Pak journalist kidnapped for aiding jailed Indian rescued after 2 years
21 Oct 2017
A Pakistani journalist who was kidnapped two years ago while pursuing the case of an Indian engineer jailed in Peshawar on espionage charges has been rescued, officials said.
Zeenat Shahzadi |
Zeenat Shahzadi, a 26-year-old reporter of Daily Nai Khaber and Metro News TV channel, was allegedly kidnapped by unidentified men while she was on her way to work in an autorickshaw from her home in a populated locality of Lahore on 19 August 2015.
Shahzadi was believed to have "forcibly disappeared" while working on the case of Indian engineer Hamid Ansari, according to media reports.
The chief of Pakistan's Commission of Inquiry on Enforced Disappearances (CIED) Justice (retd) Javed Iqbal said on Friday evening that Shahzadi was rescued from an area along the Pakistan-Afghanistan border on Wednesday night.
Iqbal, the newly appointed National Accountability Bureau chief, told BBC Urdu that some non-state actors and enemy agencies had kidnapped her and she was recovered from them, adding that tribal elders in Balochistan and Khyber Pakhtunkhwa played an important role in her recovery.
Hamid Ansari, a Mumbai-based engineer, was arrested on charges of illegally entering Pakistan from Afghanistan in 2012.
"Non-state actors and anti-state agencies had abducted her and she has been rescued from their custody," Iqbal said.
"Zeenat Shahzadi today has been reunited with her family in Lahore and we are happy for her safe recovery. I am thrilled that she is home safe," human rights activist Beena Sarwar said.
Grief-stricken over her kidnapping, Shahzadi's brother Saddam had committed suicide in March last year, making her disappearance the focus of headlines again.
"Helping an Indian prisoner - Hamid Ansari - in Pakistan has cost us dearly. My sister is missing and my younger brother (Saddam) who was deeply attached to her hanged himself after losing hope to get reunited with her," Salman Latif, Shahzadi's brother, had told PTI.
"My sister has not committed any crime in helping an Indian national," he said.
A global campaign had called for the rescue of Zeenat Shahzadi.
Two years ago, Shahzadi had filed an application with the Supreme Court's Human Rights Cell on behalf of Fauzia Ansari, the mother of Indian national Hamid Ansari, who had gone missing in Pakistan in November 2012. Her prodding had forced security agencies in Pakistan to admit that Ansari was in their custody.
Ansari, a Mumbai resident, was arrested in 2012 for illegally entering Pakistan from Afghanistan reportedly to meet a girl he had befriended online.

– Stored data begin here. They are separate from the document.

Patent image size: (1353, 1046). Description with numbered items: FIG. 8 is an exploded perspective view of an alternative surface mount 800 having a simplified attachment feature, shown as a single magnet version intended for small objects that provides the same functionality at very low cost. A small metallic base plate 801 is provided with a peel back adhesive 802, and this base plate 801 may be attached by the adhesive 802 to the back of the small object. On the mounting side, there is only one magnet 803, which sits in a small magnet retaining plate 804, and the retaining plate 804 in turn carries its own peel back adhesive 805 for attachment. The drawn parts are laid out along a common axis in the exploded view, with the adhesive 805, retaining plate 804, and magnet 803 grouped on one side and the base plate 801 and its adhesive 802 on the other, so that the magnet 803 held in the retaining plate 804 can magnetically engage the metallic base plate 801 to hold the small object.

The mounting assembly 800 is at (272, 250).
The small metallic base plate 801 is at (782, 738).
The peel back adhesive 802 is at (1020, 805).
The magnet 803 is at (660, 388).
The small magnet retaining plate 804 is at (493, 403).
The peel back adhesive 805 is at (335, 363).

He was sentenced to three years' imprisonment by a military court on charges of illegally entering Pakistan and 'spying'. He is still in jail.
"Zeenat received threats from unknown persons who asked her not to pursue the case. We also asked her not to put her life at risk but she said she wanted to help Ansari out of humanity. When she spoke to Ansari's mother she literally cried along with her and vowed to help," Latif said.
Human rights activists, especially former secretary general Human Rights Commission of Pakistan I A Rehman, have spoken for the release of Ansari, saying since he has served his sentence, he should be set free immediately.